As I started the 24th mile I looked at my watch and realized, if I could hang in there long enough, keep going, pushed it but not fall or cramp, I could still make it to the finish line in under 5 hours. It would be close, but I thought I could do it. It was the first time in those long four miles that I started thinking of the end of the race as a reality, and not just some distant hope that may never come. I did make it in under 5 hours. 4:59.01. I’m not sure if it has really sunk in yet.
I still have a lot to think about now that the race is over. The soreness has subsided for the most part, and as ludicrous as it sounds, I am already thinking about not if, but when I’ll do it again. The reason you have a smile on your face as you read this is because you know the reason why…

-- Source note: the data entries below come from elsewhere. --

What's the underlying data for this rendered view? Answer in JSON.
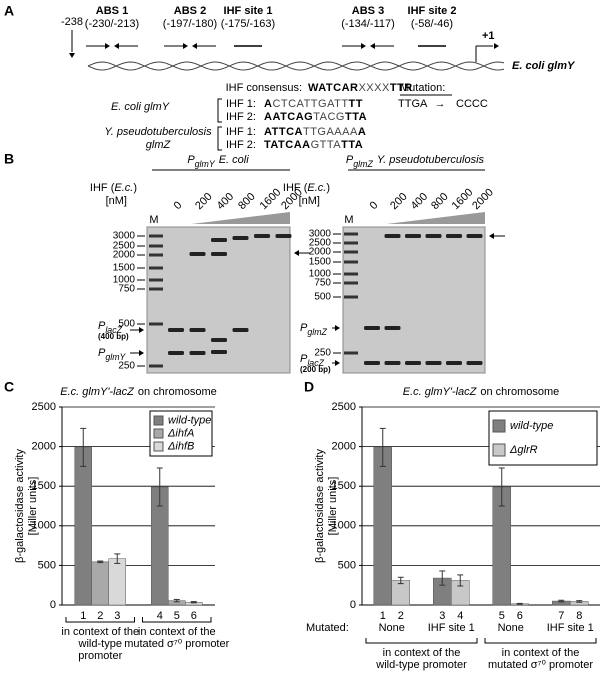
{
  "panel_a": {
    "label": "A",
    "start": "-238",
    "sites": [
      {
        "name": "ABS 1",
        "range": "(-230/-213)"
      },
      {
        "name": "ABS 2",
        "range": "(-197/-180)"
      },
      {
        "name": "IHF site 1",
        "range": "(-175/-163)"
      },
      {
        "name": "ABS 3",
        "range": "(-134/-117)"
      },
      {
        "name": "IHF site 2",
        "range": "(-58/-46)"
      }
    ],
    "tss": "+1",
    "gene": "E. coli glmY",
    "consensus": {
      "label": "IHF consensus:",
      "seq": [
        "WATCAR",
        "XXXX",
        "TTR"
      ]
    },
    "mutation": {
      "label": "Mutation:",
      "from": "TTGA",
      "arrow": "→",
      "to": "CCCC"
    },
    "organisms": [
      {
        "name": [
          "E. coli glmY"
        ],
        "sites": [
          {
            "label": "IHF 1:",
            "seq": [
              "A",
              "CTCATTGATT",
              "TT"
            ]
          },
          {
            "label": "IHF 2:",
            "seq": [
              "AATCAG",
              "TACG",
              "TTA"
            ]
          }
        ]
      },
      {
        "name": [
          "Y. pseudotuberculosis",
          "glmZ"
        ],
        "sites": [
          {
            "label": "IHF 1:",
            "seq": [
              "ATTCA",
              "TTGAAAA",
              "A"
            ]
          },
          {
            "label": "IHF 2:",
            "seq": [
              "TATCAA",
              "GTTA",
              "TTA"
            ]
          }
        ]
      }
    ]
  },
  "panel_b": {
    "label": "B",
    "gels": [
      {
        "promoter": "P",
        "promoter_sub": "glmY",
        "organism": "E. coli",
        "ihf": {
          "pre": "IHF (",
          "org": "E.c.",
          "post": ")"
        },
        "unit": "[nM]",
        "marker": "M",
        "concentrations": [
          0,
          200,
          400,
          800,
          1600,
          2000
        ],
        "markers": [
          3000,
          2500,
          2000,
          1500,
          1000,
          750,
          500,
          250
        ],
        "bands": [
          {
            "main": "P",
            "sub": "lacZ",
            "note": "(400 bp)"
          },
          {
            "main": "P",
            "sub": "glmY"
          }
        ]
      },
      {
        "promoter": "P",
        "promoter_sub": "glmZ",
        "organism": "Y. pseudotuberculosis",
        "ihf": {
          "pre": "IHF (",
          "org": "E.c.",
          "post": ")"
        },
        "unit": "[nM]",
        "marker": "M",
        "concentrations": [
          0,
          200,
          400,
          800,
          1600,
          2000
        ],
        "markers": [
          3000,
          2500,
          2000,
          1500,
          1000,
          750,
          500,
          250
        ],
        "bands": [
          {
            "main": "P",
            "sub": "glmZ"
          },
          {
            "main": "P",
            "sub": "lacZ",
            "note": "(200 bp)"
          }
        ]
      }
    ]
  },
  "chart_data": [
    {
      "type": "bar",
      "label": "C",
      "title_italic": "E.c. glmY'-lacZ",
      "title_rest": "on chromosome",
      "ylabel": [
        "β-galactosidase activity",
        "[Miller units]"
      ],
      "ylim": [
        0,
        2500
      ],
      "yticks": [
        0,
        500,
        1000,
        1500,
        2000,
        2500
      ],
      "grid": true,
      "legend": "upper right",
      "captions": [
        [
          "in context of the",
          "wild-type",
          "promoter"
        ],
        [
          "in context of the",
          "mutated σ⁷⁰ promoter"
        ]
      ],
      "series": [
        {
          "name": "wild-type",
          "color": "#7f7f7f",
          "values": [
            1990,
            1490
          ],
          "errors": [
            240,
            240
          ],
          "bar_labels": [
            "1",
            "4"
          ]
        },
        {
          "name": "ΔihfA",
          "color": "#a9a9a9",
          "values": [
            545,
            55
          ],
          "errors": [
            10,
            15
          ],
          "bar_labels": [
            "2",
            "5"
          ]
        },
        {
          "name": "ΔihfB",
          "color": "#d9d9d9",
          "values": [
            585,
            35
          ],
          "errors": [
            60,
            8
          ],
          "bar_labels": [
            "3",
            "6"
          ]
        }
      ]
    },
    {
      "type": "bar",
      "label": "D",
      "title_italic": "E.c. glmY'-lacZ",
      "title_rest": "on chromosome",
      "ylabel": [
        "β-galactosidase activity",
        "[Miller units]"
      ],
      "ylim": [
        0,
        2500
      ],
      "yticks": [
        0,
        500,
        1000,
        1500,
        2000,
        2500
      ],
      "grid": true,
      "legend": "upper right",
      "category_title": "Mutated:",
      "categories": [
        "None",
        "IHF site 1",
        "None",
        "IHF site 1"
      ],
      "captions": [
        [
          "in context of the",
          "wild-type promoter"
        ],
        [
          "in context of the",
          "mutated σ⁷⁰ promoter"
        ]
      ],
      "series": [
        {
          "name": "wild-type",
          "color": "#7f7f7f",
          "values": [
            1990,
            340,
            1490,
            50
          ],
          "errors": [
            240,
            90,
            240,
            10
          ],
          "bar_labels": [
            "1",
            "3",
            "5",
            "7"
          ]
        },
        {
          "name": "ΔglrR",
          "color": "#c8c8c8",
          "values": [
            310,
            310,
            15,
            45
          ],
          "errors": [
            40,
            70,
            5,
            10
          ],
          "bar_labels": [
            "2",
            "4",
            "6",
            "8"
          ]
        }
      ]
    }
  ]
}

I have come to realize in these last days just how much faith and running are alike. There are days when you pull up your laces, enjoy the morning, the sun, the breeze, those around you and cannot help but feel connected, alive, free, and grateful. If faith provided only days like these it might be nice, but not much would be asked of us either. It is the other days, those 20-24 mile days, when you feel depleted, when another step is asking too much, when you want to hit an apostle in the face, when you doubt everything, when you wonder how Jesus could do it and why should I, when you think to yourself you must be a complete idiot to carry the burdens that you do and still believe in a loving God; it is those days, where true faith is born. Keep your eyes open to see the mile markers ahead. Keep one foot in front of the other. Keep going. We can make it. We are only 2.2 away. The wall has crumbled, but the cornerstone will always remain. When we arrive, you can join me getting Paul an ice pack for his nose.
“Therefore, since we are surrounded by so great a cloud of witnesses, let us also lay aside every weight and the sin that clings so closely, and let us run with perseverance the race that is set before us, looking to Jesus the pioneer and perfecter of our faith, who for the sake of the joy that was set before him endured the cross, disregarding its shame, and has taken his seat at the right hand of the throne of God.”